Around the same time, Marianne Walston got a call that there was a tornado outside Room 208. By the time she got there the tornado was headed toward the intensive care unit.

Deep in the ER, where there were no windows to see, the tornado was “a whole different monster,” said nurse Sunshine Barrett, “All we could feel is the pressure in our ears.”

Letting the family dog in from outside, Kerry Greene saw the funnel cloud she had been taught to fear growing up in Texas. “It’s kind of mesmerizing,” she said. She quickly headed for a closet in the house, worried about Dylan at the nearby daycare. Who knew what path that tornado would take?

At about that time, “everybody was starting to gather up,” said 7-year-old Dylan. They went into the hall and the teachers shielded the kids with their bodies. The tornado sounded like a train “ going wooo” to Dylan. Was he scared?

“No,” he said quickly. “Some girls were.”

Then, Dylan added that he was scared “a little bit,” and held his thumb and index finger a couple of milimeters apart.

After it was over, they went into the classroom to read a book. “The moms were calling to see if we were okay” and soon his dad would come pick him up and take him home too.

Kerry Greene, knowing Dylan was safe, headed back to work in the ER, where within minutes of the tornado passing, people started showing up at the hospital. Covered in dust, bruises and cuts, in shock, but, amazingly, alive.

Only three of the roughly 70 people who passed through the emergency room doors had to be admitted to the hospital. One of them was an Obici employee who was caught in the storm heading home from work. About another 10 or so Obici employees lost their homes and Sentara is in the process of figuring out how to help them, Stoneburner said.

The ER was filled not just with patients but with doctors and nurses who came to work without being asked.
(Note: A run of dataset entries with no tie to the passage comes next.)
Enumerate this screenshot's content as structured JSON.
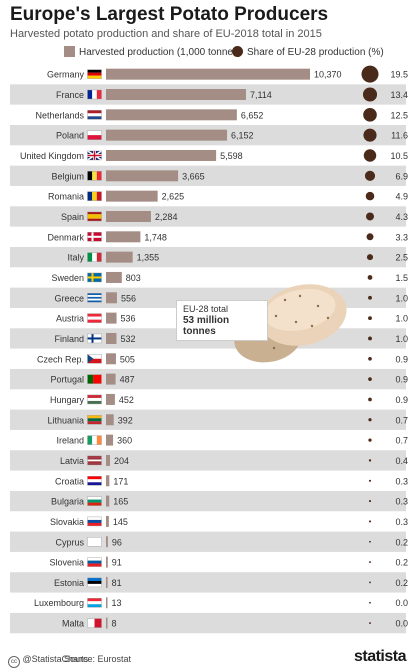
{
  "header": {
    "title": "Europe's Largest Potato Producers",
    "subtitle": "Harvested potato production and share of EU-2018 total in 2015"
  },
  "legend": {
    "production_label": "Harvested production (1,000 tonnes)",
    "share_label": "Share of EU-28 production (%)"
  },
  "callout": {
    "line1": "EU-28 total",
    "line2": "53 million",
    "line3": "tonnes"
  },
  "footer": {
    "credit": "@StatistaCharts",
    "source": "Source: Eurostat",
    "brand": "statista"
  },
  "colors": {
    "bar": "#a38d84",
    "dot": "#4a2a1a",
    "stripe": "#dcdcdc"
  },
  "chart_data": {
    "type": "bar",
    "orientation": "horizontal",
    "title": "Europe's Largest Potato Producers",
    "subtitle": "Harvested potato production and share of EU-2018 total in 2015",
    "categories": [
      "Germany",
      "France",
      "Netherlands",
      "Poland",
      "United Kingdom",
      "Belgium",
      "Romania",
      "Spain",
      "Denmark",
      "Italy",
      "Sweden",
      "Greece",
      "Austria",
      "Finland",
      "Czech Rep.",
      "Portugal",
      "Hungary",
      "Lithuania",
      "Ireland",
      "Latvia",
      "Croatia",
      "Bulgaria",
      "Slovakia",
      "Cyprus",
      "Slovenia",
      "Estonia",
      "Luxembourg",
      "Malta"
    ],
    "series": [
      {
        "name": "Harvested production (1,000 tonnes)",
        "values": [
          10370,
          7114,
          6652,
          6152,
          5598,
          3665,
          2625,
          2284,
          1748,
          1355,
          803,
          556,
          536,
          532,
          505,
          487,
          452,
          392,
          360,
          204,
          171,
          165,
          145,
          96,
          91,
          81,
          13,
          8
        ],
        "labels": [
          "10,370",
          "7,114",
          "6,652",
          "6,152",
          "5,598",
          "3,665",
          "2,625",
          "2,284",
          "1,748",
          "1,355",
          "803",
          "556",
          "536",
          "532",
          "505",
          "487",
          "452",
          "392",
          "360",
          "204",
          "171",
          "165",
          "145",
          "96",
          "91",
          "81",
          "13",
          "8"
        ]
      },
      {
        "name": "Share of EU-28 production (%)",
        "values": [
          19.5,
          13.4,
          12.5,
          11.6,
          10.5,
          6.9,
          4.9,
          4.3,
          3.3,
          2.5,
          1.5,
          1.0,
          1.0,
          1.0,
          0.9,
          0.9,
          0.9,
          0.7,
          0.7,
          0.4,
          0.3,
          0.3,
          0.3,
          0.2,
          0.2,
          0.2,
          0.0,
          0.0
        ],
        "labels": [
          "19.5",
          "13.4",
          "12.5",
          "11.6",
          "10.5",
          "6.9",
          "4.9",
          "4.3",
          "3.3",
          "2.5",
          "1.5",
          "1.0",
          "1.0",
          "1.0",
          "0.9",
          "0.9",
          "0.9",
          "0.7",
          "0.7",
          "0.4",
          "0.3",
          "0.3",
          "0.3",
          "0.2",
          "0.2",
          "0.2",
          "0.0",
          "0.0"
        ]
      }
    ],
    "flags": [
      "germany",
      "france",
      "netherlands",
      "poland",
      "united-kingdom",
      "belgium",
      "romania",
      "spain",
      "denmark",
      "italy",
      "sweden",
      "greece",
      "austria",
      "finland",
      "czech-republic",
      "portugal",
      "hungary",
      "lithuania",
      "ireland",
      "latvia",
      "croatia",
      "bulgaria",
      "slovakia",
      "cyprus",
      "slovenia",
      "estonia",
      "luxembourg",
      "malta"
    ],
    "xlim": [
      0,
      10370
    ],
    "grid": false,
    "legend_position": "top"
  }
}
Plastic surgeons did basic stitches. Orthopedic surgeons set broken bones. Some worked knowing their own homes had been destroyed.
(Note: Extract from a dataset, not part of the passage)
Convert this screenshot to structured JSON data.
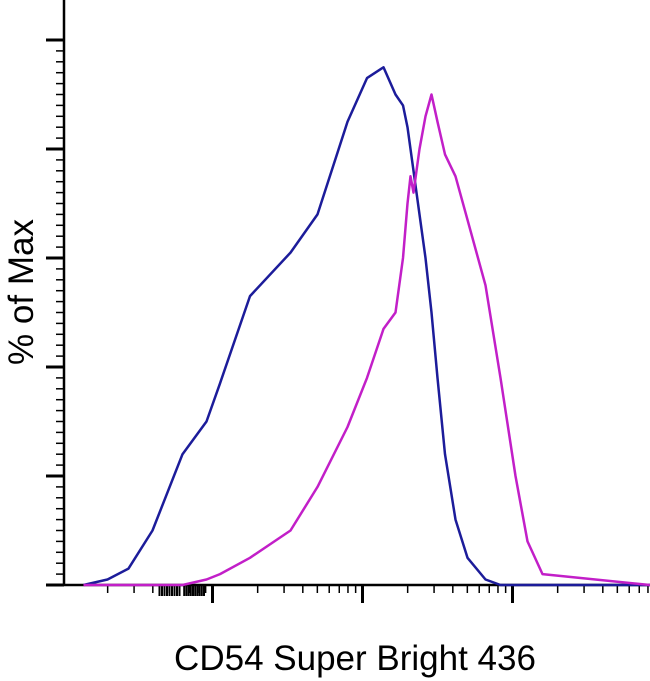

“They were here, just working away, knowing they had nothing to go home to,” said Walston, a nurse who is director of critical and emergency services at Obici.

But it wasn’t just the staff who were inspiring.

There was the family with a little girl and a baby, who had a shop in the demolished strip mall across the street, who managed to somehow walk out of the wreckage.

The “little eight-year-old girl was so shaken up,” Walston said.

“She was so stoic though,” Barrett added.

“It’s a real joy to be a part of a community that just pulled together,” Barrett said. “I watched people say, 'This person is hurt worse than I am. Can you take them first?’ I heard that more than once.”

Hospitals from all over offered help. A supply truck made its way to Obici just after 10 to replenish supplies. By then, the ER was actually quieter than on a normal busy Monday night. So many health professionals had volunteered to help that the patients were treated very quickly and released.

So, the day after the tornado the people at Obici worried about what their neighbors who would go home to find so much destruction. And they worried about how, in their haste to recover their belongings along jagged wreckage they might get hurt all over again and need to be stitched up.

But the day after the tornado also happened to be sunny. And Dylan didn’t have to go to school, something he didn’t seem to mind at all. He had this offer as a tip for kids – or anyone – for that matter who doesn’t know what to do in a tornado...and maybe most importantly, after.

“Tell them to duck down and don’t panic,” said Dylan. “ Because their moms are going to be okay and so are their dads. Don’t cry. And just have fun and start the day off again nice.”